Following on from my previous post about applications to cancel costs agreements, I wanted to highlight a recent WA Court of Appeal decision in: S v D [2014] WASCA 224 (S).

This decision dealt with the appropriate costs orders following an unsuccessful appeal from the Family Court of Western Australia. It gives a timely reminder of the High Court’s decision in Penfold v Penfold (1980) 144 CLR 311:

It is an accurate description of s 117(1) to say that it expresses a general rule, provided that it is firmly understood that the sub-section is not paramount to s 117(2). As sub-s (1) is expressed to be subject to sub-s (2), the former must yield whenever a judge finds in a particular case that there are circumstances justifying the making of an order for costs.

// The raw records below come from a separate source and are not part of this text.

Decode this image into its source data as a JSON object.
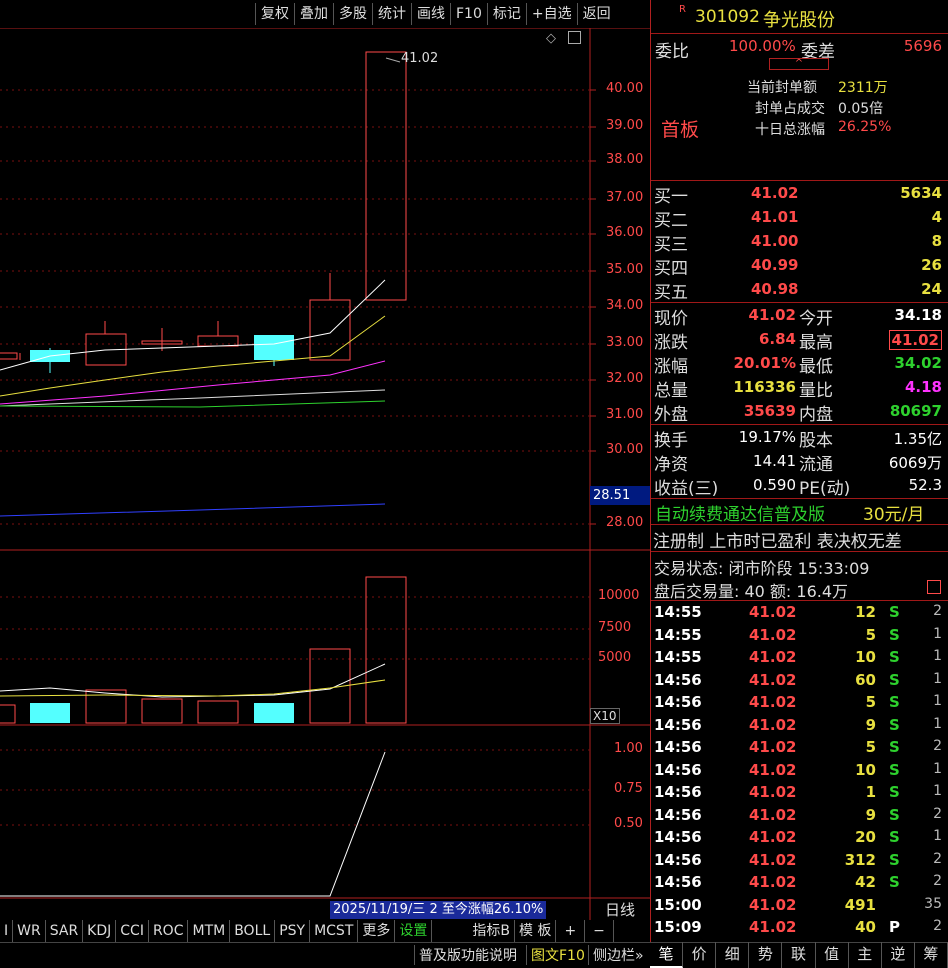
{
  "toolbar": [
    "复权",
    "叠加",
    "多股",
    "统计",
    "画线",
    "F10",
    "标记",
    "+自选",
    "返回"
  ],
  "stock": {
    "badge": "R",
    "code": "301092",
    "name": "争光股份"
  },
  "weibi": {
    "label": "委比",
    "value": "100.00%",
    "diff_label": "委差",
    "diff": "5696"
  },
  "board": {
    "tag": "首板",
    "items": [
      {
        "label": "当前封单额",
        "value": "2311万"
      },
      {
        "label": "封单占成交",
        "value": "0.05倍"
      },
      {
        "label": "十日总涨幅",
        "value": "26.25%"
      }
    ]
  },
  "bids": [
    {
      "label": "买一",
      "price": "41.02",
      "vol": "5634"
    },
    {
      "label": "买二",
      "price": "41.01",
      "vol": "4"
    },
    {
      "label": "买三",
      "price": "41.00",
      "vol": "8"
    },
    {
      "label": "买四",
      "price": "40.99",
      "vol": "26"
    },
    {
      "label": "买五",
      "price": "40.98",
      "vol": "24"
    }
  ],
  "quote": [
    {
      "l1": "现价",
      "v1": "41.02",
      "l2": "今开",
      "v2": "34.18"
    },
    {
      "l1": "涨跌",
      "v1": "6.84",
      "l2": "最高",
      "v2": "41.02"
    },
    {
      "l1": "涨幅",
      "v1": "20.01%",
      "l2": "最低",
      "v2": "34.02"
    },
    {
      "l1": "总量",
      "v1": "116336",
      "l2": "量比",
      "v2": "4.18"
    },
    {
      "l1": "外盘",
      "v1": "35639",
      "l2": "内盘",
      "v2": "80697"
    }
  ],
  "fund": [
    {
      "l1": "换手",
      "v1": "19.17%",
      "l2": "股本",
      "v2": "1.35亿"
    },
    {
      "l1": "净资",
      "v1": "14.41",
      "l2": "流通",
      "v2": "6069万"
    },
    {
      "l1": "收益(三)",
      "v1": "0.590",
      "l2": "PE(动)",
      "v2": "52.3"
    }
  ],
  "ad": {
    "text": "自动续费通达信普及版",
    "price": "30元/月"
  },
  "notice": "注册制 上市时已盈利 表决权无差",
  "status": {
    "line1": "交易状态: 闭市阶段 15:33:09",
    "line2": "盘后交易量: 40  额: 16.4万"
  },
  "ticks": [
    {
      "t": "14:55",
      "p": "41.02",
      "v": "12",
      "bs": "S",
      "n": "2"
    },
    {
      "t": "14:55",
      "p": "41.02",
      "v": "5",
      "bs": "S",
      "n": "1"
    },
    {
      "t": "14:55",
      "p": "41.02",
      "v": "10",
      "bs": "S",
      "n": "1"
    },
    {
      "t": "14:56",
      "p": "41.02",
      "v": "60",
      "bs": "S",
      "n": "1"
    },
    {
      "t": "14:56",
      "p": "41.02",
      "v": "5",
      "bs": "S",
      "n": "1"
    },
    {
      "t": "14:56",
      "p": "41.02",
      "v": "9",
      "bs": "S",
      "n": "1"
    },
    {
      "t": "14:56",
      "p": "41.02",
      "v": "5",
      "bs": "S",
      "n": "2"
    },
    {
      "t": "14:56",
      "p": "41.02",
      "v": "10",
      "bs": "S",
      "n": "1"
    },
    {
      "t": "14:56",
      "p": "41.02",
      "v": "1",
      "bs": "S",
      "n": "1"
    },
    {
      "t": "14:56",
      "p": "41.02",
      "v": "9",
      "bs": "S",
      "n": "2"
    },
    {
      "t": "14:56",
      "p": "41.02",
      "v": "20",
      "bs": "S",
      "n": "1"
    },
    {
      "t": "14:56",
      "p": "41.02",
      "v": "312",
      "bs": "S",
      "n": "2"
    },
    {
      "t": "14:56",
      "p": "41.02",
      "v": "42",
      "bs": "S",
      "n": "2"
    },
    {
      "t": "15:00",
      "p": "41.02",
      "v": "491",
      "bs": "",
      "n": "35"
    },
    {
      "t": "15:09",
      "p": "41.02",
      "v": "40",
      "bs": "P",
      "n": "2"
    }
  ],
  "chart": {
    "price_axis": [
      "40.00",
      "39.00",
      "38.00",
      "37.00",
      "36.00",
      "35.00",
      "34.00",
      "33.00",
      "32.00",
      "31.00",
      "30.00",
      "28.00"
    ],
    "last_ma_label": "28.51",
    "high_label": "41.02",
    "vol_axis": [
      "10000",
      "7500",
      "5000"
    ],
    "vol_unit": "X10",
    "ind_axis": [
      "1.00",
      "0.75",
      "0.50"
    ],
    "date_info": "2025/11/19/三 2 至今涨幅26.10%",
    "period": "日线"
  },
  "ind_tabs": [
    "I",
    "WR",
    "SAR",
    "KDJ",
    "CCI",
    "ROC",
    "MTM",
    "BOLL",
    "PSY",
    "MCST",
    "更多",
    "设置",
    "指标B",
    "模 板",
    "+",
    "−"
  ],
  "bottom_left": [
    "普及版功能说明",
    "图文F10",
    "侧边栏»"
  ],
  "bottom_right": [
    "笔",
    "价",
    "细",
    "势",
    "联",
    "值",
    "主",
    "逆",
    "筹"
  ],
  "colors": {
    "up": "#ff4a4a",
    "down": "#54ffff",
    "frame": "#b02020",
    "ma1": "#ffffff",
    "ma2": "#e8e040",
    "ma3": "#ff33ff",
    "ma4": "#2ed12e",
    "ma5": "#3040ff"
  }
}
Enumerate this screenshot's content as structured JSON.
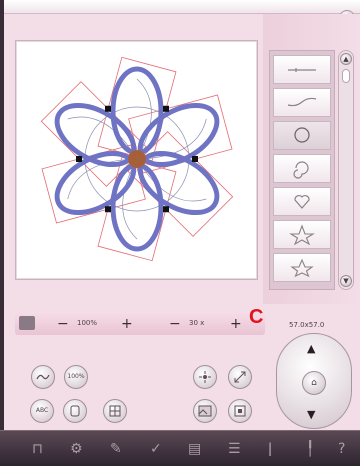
{
  "toolbar": {
    "zoom_value": "100%",
    "zoom_minus": "−",
    "zoom_plus": "+",
    "size_minus": "−",
    "size_value": "30 x",
    "size_plus": "+",
    "marker_label": "C",
    "size_readout": "57.0x57.0",
    "ok_icon": "checkmark-icon"
  },
  "stitch_list": {
    "items": [
      {
        "icon": "straight-stitch-icon"
      },
      {
        "icon": "curved-line-icon"
      },
      {
        "icon": "circle-icon",
        "selected": true
      },
      {
        "icon": "spiral-icon"
      },
      {
        "icon": "heart-icon"
      },
      {
        "icon": "star-icon"
      },
      {
        "icon": "star-outline-icon"
      }
    ]
  },
  "buttons": {
    "b1_icon": "wave-stitch-icon",
    "b2_label": "100%",
    "b3_label": "ABC",
    "b4_icon": "hoop-icon",
    "b5_icon": "hoop-grid-icon",
    "b6_icon": "center-icon",
    "b7_icon": "resize-icon",
    "b8_icon": "image-icon",
    "b9_icon": "frame-icon"
  },
  "colors": {
    "petal": "#6f73c4",
    "frame_line": "#e46a72",
    "center": "#a5603a",
    "marker": "#e0141e"
  }
}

Sub-section (2) requires a finding of justifying circumstances as an essential preliminary to the making of an order. Beyond this there is nothing in the subject matter or in the interrelationship of the two provisions which imposes any additional or special onus on an applicant for an order for costs. Consequently, with respect to their Honours in the Family Court, we do not agree with the suggestion made in the judgment under appeal that an order can only be made under s 117(2) in ‘a clear case’ (315).

Section 117 is, of course, in identical terms to section 237 of the Family Court Act 1997 (WA).

The Court of Appeal went on to observe that, as a matter of law, a judge does not have to specify the circumstances which justify the making of an order.

In all of the circumstances, the fact that the Appellant was wholly unsuccessful was sufficient to justify an order for costs against him.